Ginekologia estetyczna jest dyscypliną o bardzo krótkiej historii, bo sięgającej zaledwie XX w., ale niewątpliwie z przyszłością. Nowatorskie zabiegi ginekologiczne podejmowane na początku XX w. i mające charakter leczniczo-estetyczny, jak np. uformowanie sztucznej pochwy przy jej niedorozwoju lub braku, przysparzały lekarzom wiele trudności. Metody z użyciem fałdu skóry kończyły się niepowodzeniem. Postępem było wykorzystanie fragmentu jelita cienkiego. Sukces w tym zakresie odniósł także polski ginekolog B. Kowalski z poznańskiej kliniki dla kobiet, o czym pisał w „Nowinach Lekarskich” w 1921 roku. Warto przypomnieć inną jeszcze operację ginekologiczną, z której sprawozdanie złożył I. P. Tychowski na posiedzeniu Towarzystwa Lekarskiego Warszawskiego w 1863 roku. Chodziło mianowicie o przypadek pani N., której dopiero co zawarte małżeństwo zawisło na… hymenie z powodu jej znacznego pogrubienia i niepodatności, uniemożliwiających spółkowanie. Pomoc lekarska polegała na jej dwukrotnym nacięciu nożem. Problem, jak się okazało przy dokładniejszym badaniu, był jednak znacznie głębszy. Kobieta cierpiała na wrodzony brak macicy, a jej pochwa był krótka i ślepo zakończona. W tamtym czasie jednak niewiele więcej można było pomóc pani N. Ale zabiegi nacinana błony dziewiczej, czyli hymenotomia, nie straciły na aktualności i są wykonywane także dziś. Zwykle z przyczyn medycznych, ale czasem też psychologicznych – gdy kobieta bardzo się boi bólu i krwawienia przy pierwszym stosunku.

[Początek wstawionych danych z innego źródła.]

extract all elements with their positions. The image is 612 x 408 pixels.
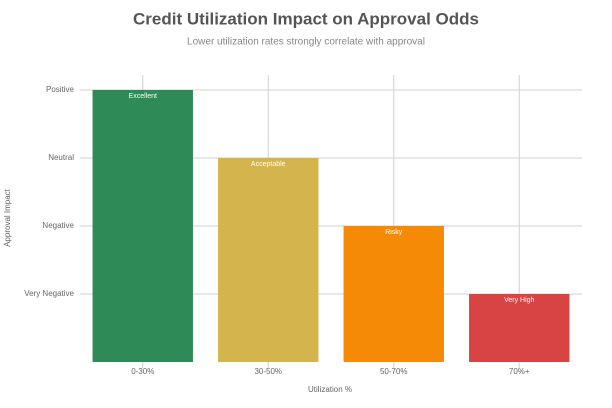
y-tick-label: Neutral: [48, 153, 74, 162]
x-tick-label: 30-50%: [254, 367, 282, 376]
bar: [218, 158, 319, 362]
x-tick-label: 0-30%: [131, 367, 154, 376]
chart-title: Credit Utilization Impact on Approval Od…: [133, 9, 479, 28]
bar: [469, 294, 570, 362]
value-label: Acceptable: [251, 161, 286, 168]
y-axis-label: Approval Impact: [3, 188, 12, 247]
chart-subtitle: Lower utilization rates strongly correla…: [187, 37, 425, 48]
x-tick-label: 70%+: [509, 367, 530, 376]
value-label: Very High: [504, 297, 534, 304]
value-label: Excellent: [129, 93, 157, 100]
bar: [92, 90, 193, 362]
y-tick-label: Very Negative: [24, 289, 74, 298]
y-tick-label: Positive: [46, 85, 75, 94]
y-tick-label: Negative: [42, 221, 74, 230]
x-axis-label: Utilization %: [308, 385, 352, 394]
x-tick-label: 50-70%: [380, 367, 408, 376]
value-label: Risky: [385, 229, 403, 236]
bar: [343, 226, 444, 362]
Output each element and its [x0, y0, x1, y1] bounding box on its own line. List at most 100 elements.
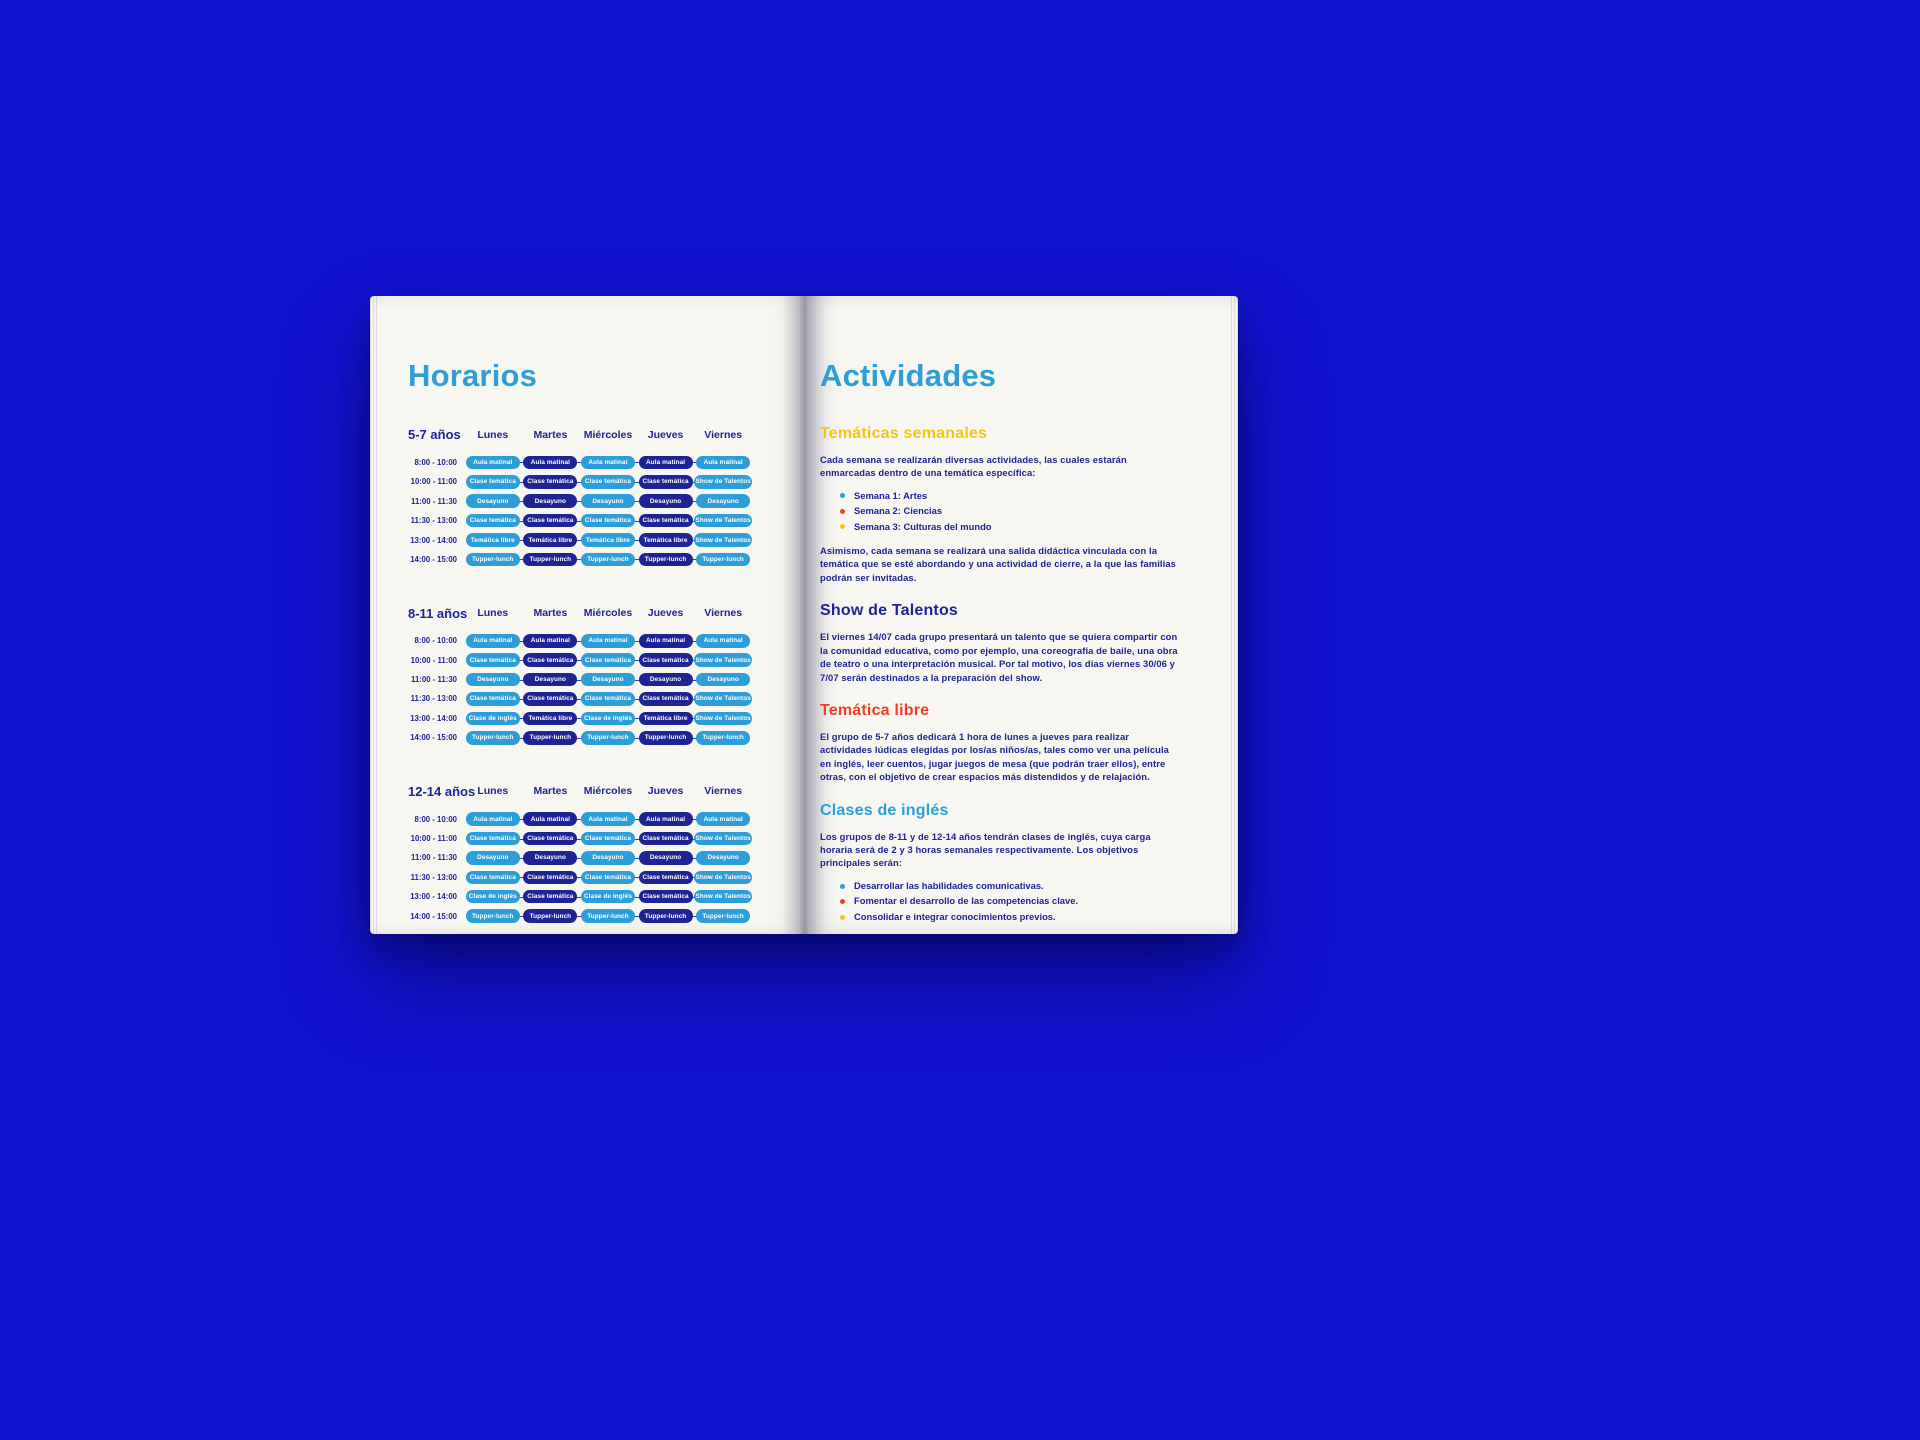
schedule-cell: Clase temática — [637, 475, 695, 489]
activity-pill: Clase temática — [638, 475, 693, 489]
schedule-cell: Desayuno — [694, 851, 752, 865]
open-book: Horarios 5-7 años Lunes Martes Miércoles Jue… — [370, 296, 1238, 934]
activity-pill: Aula matinal — [638, 634, 693, 648]
age-group-label: 5-7 años — [408, 427, 461, 443]
bullet-list: Desarrollar las habilidades comunicativa… — [840, 880, 1180, 924]
activity-pill: Tupper-lunch — [580, 731, 635, 745]
activity-pill: Clase temática — [465, 513, 520, 528]
schedule-cell: Show de Talentos — [694, 831, 752, 846]
time-label: 11:00 - 11:30 — [411, 496, 457, 506]
schedule-cell: Aula matinal — [522, 634, 580, 648]
schedule-row: 10:00 - 11:00 Clase temática Clase temátic… — [408, 829, 778, 848]
schedule-cell: Aula matinal — [579, 455, 637, 470]
schedule-cell: Tupper-lunch — [522, 552, 580, 567]
activity-pill: Show de Talentos — [694, 870, 752, 885]
activity-pill: Aula matinal — [465, 812, 520, 826]
time-label: 10:00 - 11:00 — [410, 834, 457, 844]
bullet-item: Desarrollar las habilidades comunicativa… — [840, 880, 1180, 893]
schedule-cell: Clase de inglés — [464, 711, 522, 726]
bullet-text: Fomentar el desarrollo de las competenci… — [854, 895, 1079, 907]
schedule-cell: Clase temática — [464, 831, 522, 846]
schedule-cell: Clase temática — [522, 475, 580, 489]
activity-pill: Clase temática — [638, 653, 693, 667]
schedule-cell: Desayuno — [637, 672, 695, 687]
activity-pill: Clase temática — [580, 513, 635, 528]
schedule-cell: Clase temática — [522, 870, 580, 885]
activity-pill: Clase temática — [465, 475, 520, 489]
time-label: 13:00 - 14:00 — [410, 535, 457, 545]
activity-pill: Aula matinal — [696, 455, 751, 470]
section-paragraph: Cada semana se realizarán diversas activ… — [820, 453, 1127, 479]
schedule-row: 8:00 - 10:00 Aula matinal Aula matinal Aula… — [408, 631, 778, 650]
schedule-cell: Tupper-lunch — [579, 552, 637, 567]
time-label: 11:30 - 13:00 — [410, 516, 457, 526]
activity-pill: Show de Talentos — [694, 692, 752, 706]
schedule-cell: Aula matinal — [637, 812, 695, 826]
schedule-cell: Clase temática — [464, 653, 522, 667]
activity-pill: Show de Talentos — [694, 653, 752, 667]
section-paragraph: Asimismo, cada semana se realizará una s… — [820, 545, 1176, 583]
day-header: Miércoles — [583, 428, 633, 441]
activity-pill: Aula matinal — [638, 812, 693, 826]
schedule-cell: Clase temática — [522, 831, 580, 846]
actividades-title: Actividades — [820, 357, 997, 393]
activity-pill: Desayuno — [638, 672, 693, 687]
schedule-cell: Tupper-lunch — [522, 909, 580, 923]
table-header-row: 8-11 años Lunes Martes Miércoles Jueves Viern… — [408, 598, 778, 628]
activity-pill: Clase temática — [580, 870, 635, 885]
section-paragraph: Los grupos de 8-11 y de 12-14 años tendr… — [820, 830, 1151, 869]
day-header: Martes — [533, 607, 568, 620]
bullet-label: Semana 2: — [854, 505, 901, 517]
activity-pill: Show de Talentos — [694, 831, 752, 846]
schedule-cell: Clase temática — [464, 513, 522, 528]
activity-pill: Temática libre — [580, 533, 635, 547]
schedule-cell: Aula matinal — [637, 455, 695, 470]
time-label: 11:30 - 13:00 — [410, 694, 457, 704]
schedule-table: 12-14 años Lunes Martes Miércoles Jueves Vier… — [408, 776, 778, 925]
activity-pill: Clase temática — [638, 870, 693, 885]
schedule-row: 13:00 - 14:00 Clase de inglés Temática lib… — [408, 709, 778, 728]
section-heading: Clases de inglés — [820, 801, 949, 819]
schedule-cell: Tupper-lunch — [694, 731, 752, 745]
schedule-cell: Clase temática — [637, 889, 695, 904]
activity-pill: Clase temática — [638, 889, 693, 904]
schedule-cell: Clase temática — [522, 653, 580, 667]
activity-pill: Aula matinal — [523, 812, 578, 826]
bullet-dot-icon — [840, 883, 845, 889]
day-header: Lunes — [477, 785, 509, 798]
time-label: 11:00 - 11:30 — [411, 675, 457, 685]
activities-sections: Temáticas semanales Cada semana se realiz… — [820, 424, 1180, 924]
activity-pill: Aula matinal — [523, 634, 578, 648]
bullet-dot-icon — [840, 899, 845, 905]
activity-pill: Clase temática — [523, 513, 578, 528]
activity-pill: Tupper-lunch — [638, 909, 693, 923]
activity-pill: Tupper-lunch — [580, 552, 635, 567]
schedule-row: 10:00 - 11:00 Clase temática Clase temátic… — [408, 651, 778, 670]
activity-pill: Clase de inglés — [580, 889, 635, 904]
schedule-cell: Desayuno — [637, 851, 695, 865]
activity-pill: Clase temática — [523, 475, 578, 489]
bullet-label: Semana 1: — [854, 489, 901, 501]
schedule-cell: Clase temática — [464, 870, 522, 885]
schedule-cell: Tupper-lunch — [694, 552, 752, 567]
schedule-cell: Desayuno — [637, 494, 695, 508]
schedule-cell: Desayuno — [464, 851, 522, 865]
bullet-item: Semana 2: Ciencias — [840, 505, 1180, 518]
schedule-cell: Clase temática — [464, 475, 522, 489]
activity-pill: Desayuno — [465, 851, 520, 865]
schedule-row: 14:00 - 15:00 Tupper-lunch Tupper-lunch Tup… — [408, 906, 778, 925]
schedule-cell: Clase de inglés — [579, 889, 637, 904]
schedule-cell: Show de Talentos — [694, 533, 752, 547]
section-heading: Temáticas semanales — [820, 424, 988, 442]
day-header: Jueves — [647, 428, 684, 441]
schedule-cell: Aula matinal — [694, 455, 752, 470]
activity-pill: Tupper-lunch — [580, 909, 635, 923]
bullet-item: Semana 3: Culturas del mundo — [840, 521, 1180, 534]
schedule-cell: Temática libre — [522, 533, 580, 547]
page-left: Horarios 5-7 años Lunes Martes Miércoles Jue… — [370, 296, 804, 934]
schedule-cell: Clase temática — [579, 831, 637, 846]
schedule-cell: Aula matinal — [464, 634, 522, 648]
time-label: 10:00 - 11:00 — [410, 655, 457, 665]
bullet-text: Semana 2: Ciencias — [854, 505, 943, 517]
activity-pill: Clase temática — [638, 831, 693, 846]
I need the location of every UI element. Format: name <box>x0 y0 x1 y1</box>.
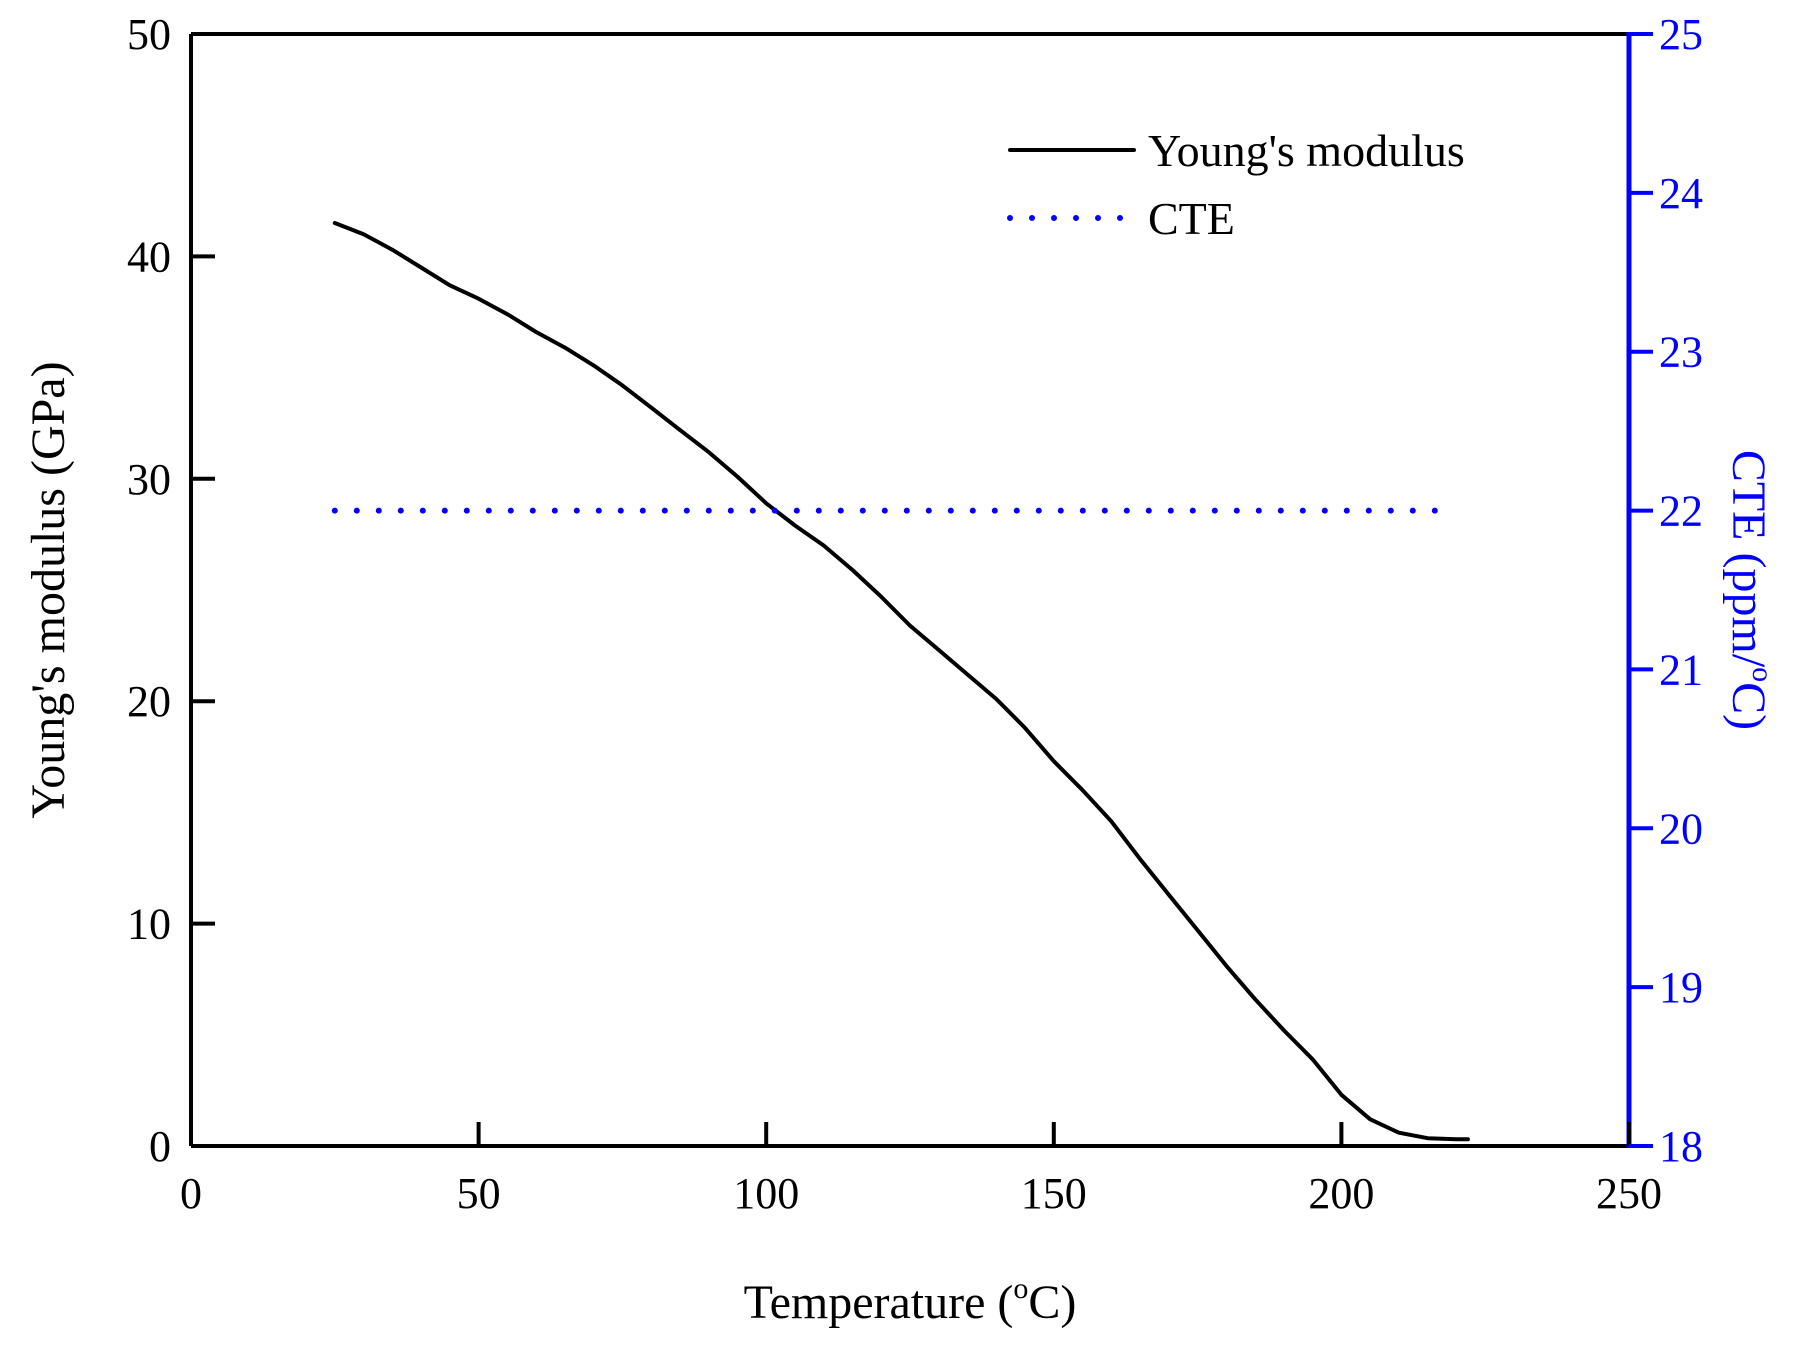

Nieco dłuższa jest historia chirurgii estetycznej w ogóle. Jako przykłady można przywołać operacje plastyczne nosa wykonywane w starożytnych Indiach, likwidowanie blizn u gladiatorów w starożytnym Rzymie i Grecji, a nawet zmniejszanie piersi czy rekonstrukcję uszu i warg – zabiegi opisane przez Celsusa w dziele w „De Medicina”. Ale za pierwszy zabieg w dziejach medycyny motywowany wyłącznie estetyką, uważa się operację nosa przeprowadzoną w połowie XIX w. przez niemieckiego lekarza, pioniera chirurgii plastycznej i przeszczepów skóry, Johanna Dietricha Dieffenbacha. Na zmniejszenie piersi z przyczyn estetycznych trzeba było poczekać do końca XIX w. Operacji tej dokonał w 1897 r. Alfred Pousson. Dwa lata później pierwszą plastykę powłok brzucha wykonał Howard Kelly, a w 1926 r. Charles Dujarier przeprowadził pierwszy zabieg liposukcji. A potem poszło już z rozmachem. Greckie „plastikos”, czyli formowanie ciała, stało się faktem i zajrzało także do miejsc intymnych.